Form 1065, U.S. Return of Partnership Income is used to help report a gain or loss in partnership business on each partners’ Schedule K-1.
How is IRS Form 1065 is Used?
IRS Form 1065 is five pages long. Here’s a summary of each page.
Page one of the IRS Form 1065 should include:
Basic information – your partnership’s name, address, employer identification number, business activity, date that the business started
Whether the return is special (i.e. initial return, final return, amended return, etc.)
Method of accounting
The number of Schedules K-1 attached
Page one of the 1065 form also includes a section where you list all income, deductions, tax liability, and payments coming from your partnership’s trade or business, such as:
Income generated from business assets
The bottom of page one of the 1065 tax form has an area where any partner can enter their signature.
Pages Two and Three:
Pages two and three lists Schedule B, Other Information. You’ll answer a list of yes or no questions regarding specific situations. These two pages are also used to provide information about someone designated by the partnership to sign the return and interface with the IRS on matters concerning the return and whether the partnership is opting out of the new centralized audit rules.

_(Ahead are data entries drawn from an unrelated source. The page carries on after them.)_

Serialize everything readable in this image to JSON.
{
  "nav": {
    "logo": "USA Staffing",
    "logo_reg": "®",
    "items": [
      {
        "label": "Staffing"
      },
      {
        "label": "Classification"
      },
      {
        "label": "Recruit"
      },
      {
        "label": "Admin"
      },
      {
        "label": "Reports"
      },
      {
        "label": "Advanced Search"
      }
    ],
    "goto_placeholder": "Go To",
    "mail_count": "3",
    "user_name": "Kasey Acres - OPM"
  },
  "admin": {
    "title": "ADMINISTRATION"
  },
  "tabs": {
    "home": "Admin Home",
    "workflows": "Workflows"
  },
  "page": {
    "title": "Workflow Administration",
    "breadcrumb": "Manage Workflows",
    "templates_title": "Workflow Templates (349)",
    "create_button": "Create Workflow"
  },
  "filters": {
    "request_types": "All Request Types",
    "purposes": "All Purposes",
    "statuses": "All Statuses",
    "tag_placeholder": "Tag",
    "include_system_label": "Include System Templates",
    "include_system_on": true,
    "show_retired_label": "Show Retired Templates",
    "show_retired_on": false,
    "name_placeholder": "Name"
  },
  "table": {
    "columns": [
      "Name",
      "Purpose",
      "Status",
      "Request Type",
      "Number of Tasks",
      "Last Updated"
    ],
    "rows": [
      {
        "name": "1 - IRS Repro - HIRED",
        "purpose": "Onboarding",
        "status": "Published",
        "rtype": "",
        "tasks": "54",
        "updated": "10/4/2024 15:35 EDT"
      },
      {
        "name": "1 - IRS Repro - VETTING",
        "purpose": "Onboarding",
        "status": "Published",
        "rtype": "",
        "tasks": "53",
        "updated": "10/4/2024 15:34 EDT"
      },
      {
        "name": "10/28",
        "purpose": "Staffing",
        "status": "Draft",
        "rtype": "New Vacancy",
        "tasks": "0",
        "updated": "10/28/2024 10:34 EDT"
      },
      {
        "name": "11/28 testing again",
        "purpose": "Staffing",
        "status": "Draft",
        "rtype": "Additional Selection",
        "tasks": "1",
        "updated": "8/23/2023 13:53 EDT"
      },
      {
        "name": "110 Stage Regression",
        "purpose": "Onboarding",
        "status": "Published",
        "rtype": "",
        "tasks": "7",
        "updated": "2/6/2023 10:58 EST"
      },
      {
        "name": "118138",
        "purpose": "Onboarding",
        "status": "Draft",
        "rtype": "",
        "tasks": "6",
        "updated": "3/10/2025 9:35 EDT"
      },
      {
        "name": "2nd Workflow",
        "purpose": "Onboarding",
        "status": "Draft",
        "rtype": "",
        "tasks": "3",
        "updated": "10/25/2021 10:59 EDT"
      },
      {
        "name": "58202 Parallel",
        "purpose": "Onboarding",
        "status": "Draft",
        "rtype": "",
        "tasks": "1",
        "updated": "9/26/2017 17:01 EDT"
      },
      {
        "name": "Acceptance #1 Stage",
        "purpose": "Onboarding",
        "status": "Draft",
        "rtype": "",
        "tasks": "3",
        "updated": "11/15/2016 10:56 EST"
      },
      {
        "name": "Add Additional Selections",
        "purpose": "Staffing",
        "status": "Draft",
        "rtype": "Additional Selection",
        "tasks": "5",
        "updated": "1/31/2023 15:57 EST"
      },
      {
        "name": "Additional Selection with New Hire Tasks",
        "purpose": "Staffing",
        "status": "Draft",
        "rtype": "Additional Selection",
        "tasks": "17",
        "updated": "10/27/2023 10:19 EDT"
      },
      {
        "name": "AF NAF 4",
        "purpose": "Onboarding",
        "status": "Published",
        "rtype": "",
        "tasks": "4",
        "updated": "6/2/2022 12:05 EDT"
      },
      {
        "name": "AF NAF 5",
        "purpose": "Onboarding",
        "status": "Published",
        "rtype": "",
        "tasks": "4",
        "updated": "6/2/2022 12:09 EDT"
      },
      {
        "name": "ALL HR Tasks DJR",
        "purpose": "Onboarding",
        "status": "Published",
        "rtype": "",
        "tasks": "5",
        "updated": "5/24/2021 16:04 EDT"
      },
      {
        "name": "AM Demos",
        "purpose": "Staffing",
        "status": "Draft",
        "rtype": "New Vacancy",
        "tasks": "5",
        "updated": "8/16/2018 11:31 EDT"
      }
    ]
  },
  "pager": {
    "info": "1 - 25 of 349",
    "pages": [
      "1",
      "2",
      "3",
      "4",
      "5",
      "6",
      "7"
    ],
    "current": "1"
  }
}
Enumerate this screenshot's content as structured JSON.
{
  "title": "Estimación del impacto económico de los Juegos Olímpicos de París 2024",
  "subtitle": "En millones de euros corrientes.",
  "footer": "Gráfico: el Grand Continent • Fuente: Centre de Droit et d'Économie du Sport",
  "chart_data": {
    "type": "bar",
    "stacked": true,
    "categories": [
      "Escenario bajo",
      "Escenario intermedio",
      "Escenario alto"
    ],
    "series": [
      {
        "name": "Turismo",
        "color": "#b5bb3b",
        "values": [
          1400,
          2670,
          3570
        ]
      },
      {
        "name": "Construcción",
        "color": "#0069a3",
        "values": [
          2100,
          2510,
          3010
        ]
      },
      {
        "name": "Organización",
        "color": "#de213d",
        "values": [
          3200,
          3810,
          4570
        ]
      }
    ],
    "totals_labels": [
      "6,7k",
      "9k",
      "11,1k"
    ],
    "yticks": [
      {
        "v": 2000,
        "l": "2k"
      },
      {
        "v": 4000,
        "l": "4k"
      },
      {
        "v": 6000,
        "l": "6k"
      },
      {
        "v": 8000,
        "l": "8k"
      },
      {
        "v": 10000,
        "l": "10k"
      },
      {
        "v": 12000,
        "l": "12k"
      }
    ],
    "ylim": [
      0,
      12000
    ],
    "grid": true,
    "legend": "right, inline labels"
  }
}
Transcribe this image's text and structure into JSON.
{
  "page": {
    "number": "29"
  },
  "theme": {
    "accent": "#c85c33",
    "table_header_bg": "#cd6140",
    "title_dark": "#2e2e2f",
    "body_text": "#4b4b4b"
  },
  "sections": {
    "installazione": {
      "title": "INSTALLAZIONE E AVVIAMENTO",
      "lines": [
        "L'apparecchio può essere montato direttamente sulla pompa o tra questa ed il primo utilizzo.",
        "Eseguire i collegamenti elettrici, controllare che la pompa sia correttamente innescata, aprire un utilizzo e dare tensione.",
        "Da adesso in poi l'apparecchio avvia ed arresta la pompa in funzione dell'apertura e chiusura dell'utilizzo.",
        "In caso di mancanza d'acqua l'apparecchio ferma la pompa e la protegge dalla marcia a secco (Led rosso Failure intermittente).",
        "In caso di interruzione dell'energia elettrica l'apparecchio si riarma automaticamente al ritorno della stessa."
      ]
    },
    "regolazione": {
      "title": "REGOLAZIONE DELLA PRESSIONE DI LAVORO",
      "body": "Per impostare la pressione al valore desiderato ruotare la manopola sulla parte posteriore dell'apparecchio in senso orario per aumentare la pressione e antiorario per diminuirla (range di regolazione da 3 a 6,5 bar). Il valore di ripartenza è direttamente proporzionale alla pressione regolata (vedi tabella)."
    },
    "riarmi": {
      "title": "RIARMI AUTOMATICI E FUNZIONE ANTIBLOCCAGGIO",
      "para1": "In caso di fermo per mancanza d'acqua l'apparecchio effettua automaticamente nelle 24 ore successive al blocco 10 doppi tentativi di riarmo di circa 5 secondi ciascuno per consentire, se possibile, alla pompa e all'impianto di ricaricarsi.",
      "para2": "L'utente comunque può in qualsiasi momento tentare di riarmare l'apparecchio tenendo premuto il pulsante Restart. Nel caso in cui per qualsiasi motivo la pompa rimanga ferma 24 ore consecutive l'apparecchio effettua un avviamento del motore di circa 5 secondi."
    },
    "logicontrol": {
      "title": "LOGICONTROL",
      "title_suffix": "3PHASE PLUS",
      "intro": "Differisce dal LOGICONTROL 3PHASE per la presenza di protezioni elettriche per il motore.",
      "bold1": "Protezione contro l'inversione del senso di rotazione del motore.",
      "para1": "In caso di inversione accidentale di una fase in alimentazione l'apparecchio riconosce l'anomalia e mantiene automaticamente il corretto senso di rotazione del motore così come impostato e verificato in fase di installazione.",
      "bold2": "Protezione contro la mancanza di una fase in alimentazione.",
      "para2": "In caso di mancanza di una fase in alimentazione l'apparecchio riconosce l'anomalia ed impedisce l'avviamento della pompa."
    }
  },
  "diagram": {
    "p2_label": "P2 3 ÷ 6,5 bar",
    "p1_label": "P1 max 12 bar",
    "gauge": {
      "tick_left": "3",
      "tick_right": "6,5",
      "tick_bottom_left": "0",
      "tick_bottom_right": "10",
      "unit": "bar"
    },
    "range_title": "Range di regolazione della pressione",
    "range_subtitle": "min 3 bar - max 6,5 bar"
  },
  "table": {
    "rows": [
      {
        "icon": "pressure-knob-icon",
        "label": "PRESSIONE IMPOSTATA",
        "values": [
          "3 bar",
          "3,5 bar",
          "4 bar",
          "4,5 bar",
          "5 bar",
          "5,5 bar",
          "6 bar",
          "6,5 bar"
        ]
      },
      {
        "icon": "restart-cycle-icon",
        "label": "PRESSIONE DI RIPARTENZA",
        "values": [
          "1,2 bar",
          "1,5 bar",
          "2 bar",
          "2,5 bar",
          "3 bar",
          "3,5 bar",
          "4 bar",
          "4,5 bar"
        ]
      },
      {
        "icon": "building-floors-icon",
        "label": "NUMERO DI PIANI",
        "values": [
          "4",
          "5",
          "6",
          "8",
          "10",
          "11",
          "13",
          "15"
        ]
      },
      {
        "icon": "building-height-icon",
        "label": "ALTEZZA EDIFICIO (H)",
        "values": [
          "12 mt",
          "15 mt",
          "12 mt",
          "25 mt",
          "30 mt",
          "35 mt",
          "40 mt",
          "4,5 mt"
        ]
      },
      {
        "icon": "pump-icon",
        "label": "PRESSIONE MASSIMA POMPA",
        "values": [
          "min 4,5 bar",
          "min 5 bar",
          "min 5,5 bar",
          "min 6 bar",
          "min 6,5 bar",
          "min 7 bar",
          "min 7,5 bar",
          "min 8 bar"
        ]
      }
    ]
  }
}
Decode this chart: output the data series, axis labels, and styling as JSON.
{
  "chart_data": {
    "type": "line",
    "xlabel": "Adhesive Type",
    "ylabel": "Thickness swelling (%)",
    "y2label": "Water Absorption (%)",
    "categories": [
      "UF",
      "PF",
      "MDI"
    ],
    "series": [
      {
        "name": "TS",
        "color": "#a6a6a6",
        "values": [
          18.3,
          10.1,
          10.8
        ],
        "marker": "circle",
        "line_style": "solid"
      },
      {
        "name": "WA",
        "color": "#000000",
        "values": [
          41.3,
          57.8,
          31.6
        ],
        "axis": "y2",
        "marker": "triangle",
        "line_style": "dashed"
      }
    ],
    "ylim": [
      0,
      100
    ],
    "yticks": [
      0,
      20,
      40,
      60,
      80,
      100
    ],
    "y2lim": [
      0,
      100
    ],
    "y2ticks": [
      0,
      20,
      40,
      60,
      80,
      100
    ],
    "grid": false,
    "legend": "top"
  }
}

Page four of the Form 1065 lists Schedule K, the partners’ distributive share of items. It has sections for:
Income and losses
Alternative minimum tax items
Page five of the Form 1065 has an analysis of net income or loss that breaks down the business’ income or loss.
It also divides the income or loss among general partners and limited partners and by the type of partner.
There are two schedules listed on page five, the Schedule L and Schedule M-1.
Schedule L is a balance sheet for assets and liabilities of the partnership.
Schedule M-1 shows reconciliation of income or loss with information reported on the partnership’s books. This will show you the difference between book and tax accounting since the two are often different.
Schedule M-2 is an analysis of the partners’ capital accounts.